Tuesday, December 06, 2005
Search engine from a googler
The released Funes search engine indexes mbox e-mail archives (that's a Thunderbird native format, most of the other e-mail clients can at least export into the mbox format) and is used from the command line.I will give it a try and let you know how it works.I have eight years of email archives. These archives are my memory. But my memory is awkward, it is hard for me to find things in it. When did I last write my old friend? What all have I thought about Jorge Luis Borges? Who wrote me email in early April, 2001?
Funes is a Java program that enables you to search your memories. At its core is a search engine: Funes indexes all of your email into a quickly-searchable database and then lets you query that database. The search engine itself is implemented with Lucene. Funes adds the glue to parse mailboxes and interact with you via a command line interface.

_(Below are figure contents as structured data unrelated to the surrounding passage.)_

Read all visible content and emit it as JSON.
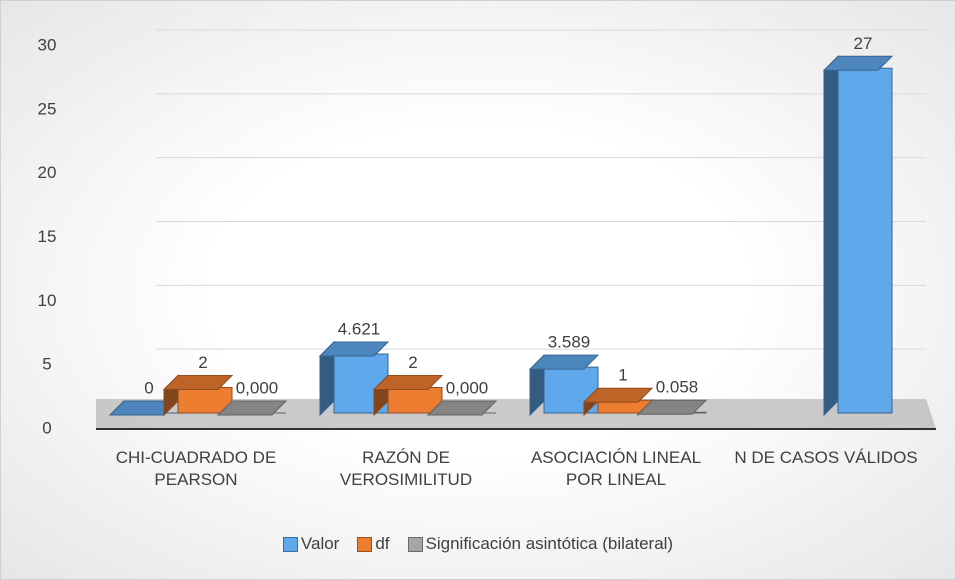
{
  "chart_data": {
    "type": "bar3d",
    "categories": [
      "CHI-CUADRADO DE PEARSON",
      "RAZÓN DE VEROSIMILITUD",
      "ASOCIACIÓN LINEAL POR LINEAL",
      "N DE CASOS VÁLIDOS"
    ],
    "series": [
      {
        "name": "Valor",
        "color": "#5fa8ec",
        "values": [
          0,
          4.621,
          3.589,
          27
        ]
      },
      {
        "name": "df",
        "color": "#ed7d31",
        "values": [
          2,
          2,
          1,
          null
        ]
      },
      {
        "name": "Significación asintótica (bilateral)",
        "color": "#a5a5a5",
        "values": [
          0.0,
          0.0,
          0.058,
          null
        ],
        "value_labels": [
          "0,000",
          "0,000",
          "0.058",
          null
        ]
      }
    ],
    "ylim": [
      0,
      30
    ],
    "yticks": [
      0,
      5,
      10,
      15,
      20,
      25,
      30
    ],
    "grid": true,
    "legend": "bottom"
  }
}
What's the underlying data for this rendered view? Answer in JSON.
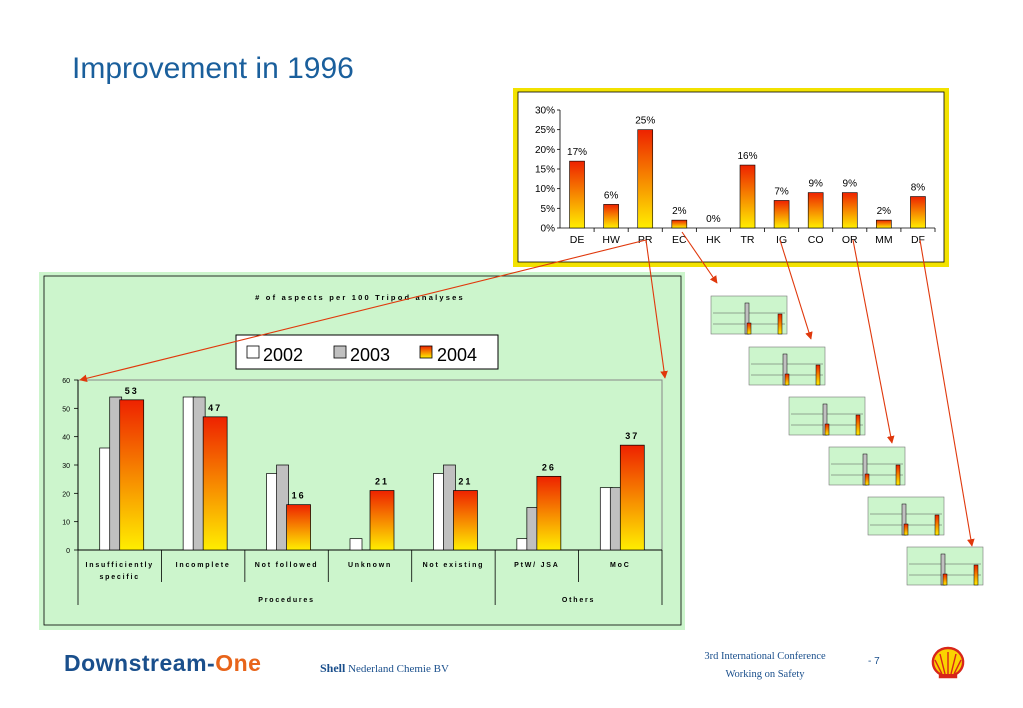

There are other search tools out there for email, for example grepmail or mg. I wrote Funes because I wanted my own tool to work my own way, because I needed something to keep out of trouble while I was looking for work, and because Lucene was so cool. Mostly, I wrote it because my memory is important to me.
Funes is currently minimally usable and has much work to go. I am not likely to work on it in the near future. It is available as free software according to the GNU Public License. If you try it, please let me know.
Funes actually did work when I released it, but I don't use it. I don't think anyone does. These days I use Gmail or a little Perl script called grepmail.
I wonder would someday there be a Thunderbird extension capable of matching the post date against date-like strings in the post body (I use Thunderbird as an RSS aggregator).